Sono almeno 25 anni che in Danimarca si sperimentano metodi di agricoltura “biologica”, che hanno permesso in quasi 10 anni di aumentare la produzione di cibo organic del 200%.Numeri che sono frutto di una politica lungimirante racchiusa nel Økologiplan Danmark, il piano di “azione organica”. Un progetto ambizioso, da imitare per aver messo in campo un piano di conversione sistematico e integrato, in cui tutte le parti coinvolte marciano verso la stessa meta. 67 punti che delineano precisamente, in primo luogo, gli incentivi per la trasformazione dei campi dove si pratica ancora l’agricoltura convenzionale in campi in cui si usano metodi biodinamici.

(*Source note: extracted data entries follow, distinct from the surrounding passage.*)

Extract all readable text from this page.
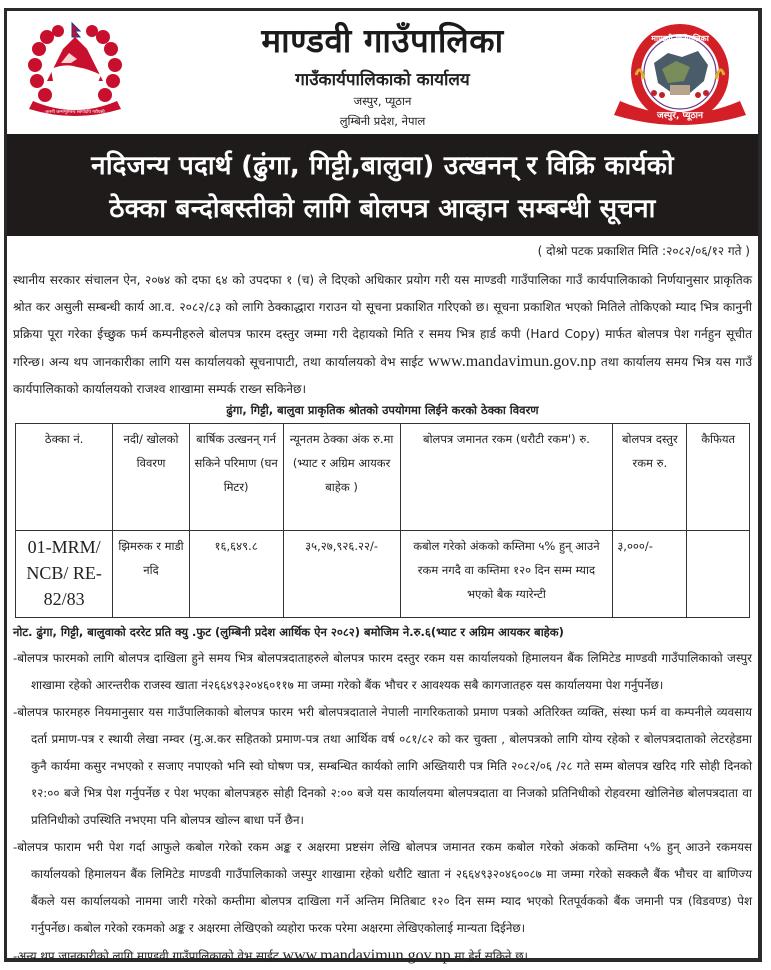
जननी जन्मभूमिश्च स्वर्गादपि गरीयसी
माण्डवी गाउँपालिका
गाउँकार्यपालिकाको कार्यालय
जस्पुर, प्यूठान
लुम्बिनी प्रदेश, नेपाल	जस्पुर, प्यूठान
माण्डवी गाउँपालिका
नदिजन्य पदार्थ (ढुंगा, गिट्टी,बालुवा) उत्खनन् र विक्रि कार्यको
ठेक्का बन्दोबस्तीको लागि बोलपत्र आव्हान सम्बन्धी सूचना
( दोश्रो पटक प्रकाशित मिति :२०८२/०६/१२ गते )
स्थानीय सरकार संचालन ऐन, २०७४ को दफा ६४ को उपदफा १ (च) ले दिएको अधिकार प्रयोग गरी यस माण्डवी गाउँपालिका गाउँ कार्यपालिकाको निर्णयानुसार प्राकृतिक श्रोत कर असुली सम्बन्धी कार्य आ.व. २०८२/८३ को लागि ठेक्काद्धारा गराउन यो सूचना प्रकाशित गरिएको छ। सूचना प्रकाशित भएको मितिले तोकिएको म्याद भित्र कानुनी प्रक्रिया पूरा गरेका ईच्छुक फर्म कम्पनीहरुले बोलपत्र फारम दस्तुर जम्मा गरी देहायको मिति र समय भित्र हार्ड कपी (Hard Copy) मार्फत बोलपत्र पेश गर्नहुन सूचीत गरिन्छ। अन्य थप जानकारीका लागि यस कार्यालयको सूचनापाटी, तथा कार्यालयको वेभ साईट www.mandavimun.gov.np तथा कार्यालय समय भित्र यस गाउँ कार्यपालिकाको कार्यालयको राजश्व शाखामा सम्पर्क राख्न सकिनेछ।
ढुंगा, गिट्टी, बालुवा प्राकृतिक श्रोतको उपयोगमा लिईने करको ठेक्का विवरण
ठेक्का नं.	नदी/ खोलको विवरण	बार्षिक उत्खनन् गर्न सकिने परिमाण (घन मिटर)	न्यूनतम ठेक्का अंक रु.मा (भ्याट र अग्रिम आयकर बाहेक )	बोलपत्र जमानत रकम (धरौटी रकम') रु.	बोलपत्र दस्तुर रकम रु.	कैफियत
01-MRM/ NCB/ RE-82/83	झिमरुक र माडी नदि	१६,६४९.८	३५,२७,९२६.२२/-	कबोल गरेको अंकको कम्तिमा ५% हुन् आउने रकम नगदै वा कम्तिमा १२० दिन सम्म म्याद भएको बैक ग्यारेन्टी	३,०००/-	
नोट. ढुंगा, गिट्टी, बालुवाको दररेट प्रति क्यु .फुट (लुम्बिनी प्रदेश आर्थिक ऐन २०८२) बमोजिम ने.रु.६(भ्याट र अग्रिम आयकर बाहेक)
-बोलपत्र फारमको लागि बोलपत्र दाखिला हुने समय भित्र बोलपत्रदाताहरुले बोलपत्र फारम दस्तुर रकम यस कार्यालयको हिमालयन बैंक लिमिटेड माण्डवी गाउँपालिकाको जस्पुर शाखामा रहेको आरन्तरीक राजस्व खाता नं२६६४९३२०४६०११७ मा जम्मा गरेको बैंक भौचर र आवश्यक सबै कागजातहरु यस कार्यालयमा पेश गर्नुपर्नेछ।
-बोलपत्र फारमहरु नियमानुसार यस गाउँपालिकाको बोलपत्र फारम भरी बोलपत्रदाताले नेपाली नागरिकताको प्रमाण पत्रको अतिरिक्त व्यक्ति, संस्था फर्म वा कम्पनीले व्यवसाय दर्ता प्रमाण-पत्र र स्थायी लेखा नम्वर (मु.अ.कर सहितको प्रमाण-पत्र तथा आर्थिक वर्ष ०८१/८२ को कर चुक्ता , बोलपत्रको लागि योग्य रहेको र बोलपत्रदाताको लेटरहेडमा कुनै कार्यमा कसुर नभएको र सजाए नपाएको भनि स्वो घोषण पत्र, सम्बन्धित कार्यको लागि अख्तियारी पत्र मिति २०८२/०६ /२८ गते सम्म बोलपत्र खरिद गरि सोही दिनको १२:०० बजे भित्र पेश गर्नुपर्नेछ र पेश भएका बोलपत्रहरु सोही दिनको २:०० बजे यस कार्यालयमा बोलपत्रदाता वा निजको प्रतिनिधीको रोहवरमा खोलिनेछ बोलपत्रदाता वा प्रतिनिधीको उपस्थिति नभएमा पनि बोलपत्र खोल्न बाधा पर्ने छैन।
-बोलपत्र फाराम भरी पेश गर्दा आफुले कबोल गरेको रकम अङ्क र अक्षरमा प्रष्टसंग लेखि बोलपत्र जमानत रकम कबोल गरेको अंकको कम्तिमा ५% हुन् आउने रकमयस कार्यालयको हिमालयन बैंक लिमिटेड माण्डवी गाउँपालिकाको जस्पुर शाखामा रहेको धरौटि खाता नं २६६४९३२०४६००८७ मा जम्मा गरेको सक्कलै बैंक भौचर वा बाणिज्य बैंकले यस कार्यालयको नाममा जारी गरेको कम्तीमा बोलपत्र दाखिला गर्ने अन्तिम मितिबाट १२० दिन सम्म म्याद भएको रितपूर्वकको बैंक जमानी पत्र (विडवण्ड) पेश गर्नुपर्नेछ। कबोल गरेको रकमको अङ्क र अक्षरमा लेखिएको व्यहोरा फरक परेमा अक्षरमा लेखिएकोलाई मान्यता दिईनेछ।
-अन्य थप जानकारीको लागि माण्डवी गाउँपालिकाको वेभ साईट www.mandavimun.gov.np मा हेर्न सकिने छ।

Tutti i terreni di proprietà pubblica verranno cioè coltivati in modo “naturale”. I privati che lo vorranno riceveranno, invece, sussidi. Stesso trattamento vale per l’allevamento e la pesca. Naturalmente il piano contiene anche sostegni alla ricerca e misure di semplificazione legislativa, in modo da rendere più snelle le pratiche burocratiche e amministrative legate a questo ambito.
Sono state anche previste strategie commerciali per incentivare la vendita di prodotti bio stimolandone la domanda e, in collaborazione con il Ministero dell’Istruzione, programmi nelle scuole per avvicinare i giovani a un consumo più responsabile e consapevole. A subire una piccola rivoluzione saranno poi anche le mense. Da quelle scolastiche a quelle degli ospedali passando per tutte quelle legate alle attività pubbliche. 800 mila pasti al giorno che secondo il Governo danese dovranno diventare sempre più bio, visto che l’obiettivo è quello di servire almeno il 60% di piatti.
Il marchio biologico nazionale del paese festeggia 25 anni di attività, con una riconoscibilità da parte dei consumatori superiore al 90%. Un record che lo rende uno dei più antichi marchi biologici al mondo. A tutto questo si legano poi le politiche per ridurre lo spreco di cibo, calato del 25% nel corso di 5 anni.
L’agricoltura biologica non significa solo cibo migliore e più salute. Può anche offrire un contributo significativo nella lotta al riscaldamento globale e al raggiungimento degli obiettivi fissati alla Cop21 di Parigi. Grazie all’attività fotosintetica delle piante presenti sulle colture, sui prati e sui pascoli, il biologico può avere un ruolo significativo nelle strategie di mitigazione dei cambiamenti climatici; secondo il Rodale Institute l’agricoltura bio usa il 45% in meno di energia rispetto a quella convenzionale e fa un uso più efficiente dell’energia. I sistemi agricoli convenzionali producono il 40% in più di gas serra; i suoli bio hanno una funzione di carbon sink, che è mediamente quantificabile in 0,5 tonnellate per ettaro l’anno. In questo senso l’agricoltura biologica offre agli agricoltori opzioni significative sia nelle politiche di mitigazione sia di adattamento ai cambiamenti climatici.